Pengalaman pahit yang dilukiskan Allah ini, telah terjadi terhadap sekian banyak masyarakat bangsa, antara lain, kaum Saba –satu suku bangsa yang hidup di Yaman dan yang pernah dipimpin oleh seorang Ratu yang amat bijaksana, iaitu Ratu Balqis Surat Saba (34): 15-19 menguraikan kisah mereka, yakni satu masyarakat yang terjalin persatuan dan kesatuannya, melimpah ruah rezekinya dan subur tanah airnya.

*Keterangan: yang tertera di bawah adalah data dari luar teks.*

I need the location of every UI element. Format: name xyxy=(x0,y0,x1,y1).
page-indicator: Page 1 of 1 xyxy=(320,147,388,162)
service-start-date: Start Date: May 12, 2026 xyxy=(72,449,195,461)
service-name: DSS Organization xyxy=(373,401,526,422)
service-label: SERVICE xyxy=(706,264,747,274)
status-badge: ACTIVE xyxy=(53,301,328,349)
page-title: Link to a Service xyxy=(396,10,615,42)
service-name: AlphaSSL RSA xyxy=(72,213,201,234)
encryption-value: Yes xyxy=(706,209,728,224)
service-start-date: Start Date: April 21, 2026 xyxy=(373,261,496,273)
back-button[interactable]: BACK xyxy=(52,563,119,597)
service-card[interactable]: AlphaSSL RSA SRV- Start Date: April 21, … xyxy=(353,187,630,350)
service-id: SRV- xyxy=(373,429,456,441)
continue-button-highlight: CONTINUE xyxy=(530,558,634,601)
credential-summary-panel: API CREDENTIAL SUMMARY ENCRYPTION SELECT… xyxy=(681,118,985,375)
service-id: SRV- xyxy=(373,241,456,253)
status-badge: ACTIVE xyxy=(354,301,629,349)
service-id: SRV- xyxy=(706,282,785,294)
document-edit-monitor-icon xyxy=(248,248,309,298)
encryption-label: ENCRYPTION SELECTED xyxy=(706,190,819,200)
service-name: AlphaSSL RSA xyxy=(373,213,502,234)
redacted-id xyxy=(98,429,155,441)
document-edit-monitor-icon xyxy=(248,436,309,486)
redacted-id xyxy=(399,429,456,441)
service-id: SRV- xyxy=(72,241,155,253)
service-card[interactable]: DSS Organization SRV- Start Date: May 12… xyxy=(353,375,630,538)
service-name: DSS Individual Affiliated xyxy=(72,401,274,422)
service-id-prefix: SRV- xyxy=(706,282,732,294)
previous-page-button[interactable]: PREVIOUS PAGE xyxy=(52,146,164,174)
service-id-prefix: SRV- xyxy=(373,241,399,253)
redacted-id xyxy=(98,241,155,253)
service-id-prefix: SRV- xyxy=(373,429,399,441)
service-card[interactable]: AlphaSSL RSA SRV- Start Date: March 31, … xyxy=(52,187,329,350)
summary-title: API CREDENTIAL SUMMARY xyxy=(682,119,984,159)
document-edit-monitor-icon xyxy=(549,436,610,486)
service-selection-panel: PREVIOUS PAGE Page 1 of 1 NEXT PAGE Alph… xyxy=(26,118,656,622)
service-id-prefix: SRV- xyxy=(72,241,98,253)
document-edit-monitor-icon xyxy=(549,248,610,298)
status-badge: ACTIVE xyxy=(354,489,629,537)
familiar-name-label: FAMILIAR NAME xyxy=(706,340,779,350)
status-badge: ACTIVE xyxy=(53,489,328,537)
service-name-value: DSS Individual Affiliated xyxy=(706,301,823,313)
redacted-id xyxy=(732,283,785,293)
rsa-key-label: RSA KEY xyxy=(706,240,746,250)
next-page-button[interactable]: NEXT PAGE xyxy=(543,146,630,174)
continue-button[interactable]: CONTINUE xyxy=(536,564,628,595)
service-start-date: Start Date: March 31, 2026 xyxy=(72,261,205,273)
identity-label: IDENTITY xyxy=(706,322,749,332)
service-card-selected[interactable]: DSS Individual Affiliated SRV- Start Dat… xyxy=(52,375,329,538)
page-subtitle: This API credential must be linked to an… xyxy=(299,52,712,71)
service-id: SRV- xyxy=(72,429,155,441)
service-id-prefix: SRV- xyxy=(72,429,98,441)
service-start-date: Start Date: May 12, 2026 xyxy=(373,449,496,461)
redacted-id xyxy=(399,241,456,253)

Negeri merekalah yang dilukiskan oleh Al-Quran dengan baldatun thayyibatun wa Rabbun Ghafur. Mereka pulalah yang diperintah dalam ayat-ayat tersebut untuk bersyukur, tetapi mereka berpaling dan enggan sehingga akhirnya mereka berserak-serakkan, tanahnya berubah menjadi gersang, komunikasi dan pengangkutan antara kota kotanya yang tadinya lancar menjadi terputus, yang tinggal hanya kenangan dan buah bibir orang saja. Demikian uraian Al-Quran. Dalam konteks keadaan mereka, Allah berfirman: “Demikianlah Kami memberi balasan kepada mereka disebabkan kekufuran (keengganan bersyukur) mereka. Kami tidak menjatuhkan siksa yang demikian kecuali kepada org2 yg kufur." (QS. Saba [34]: 17).
Itulah sebagian makna firman Allah yang sangat masyhur: “Jika kamu bersyukur pasti akan Kutambah (nikmat-Ku) untukmu, dan bila kamu kufur, maka sesungguhnya siksa Ku amat pedih.”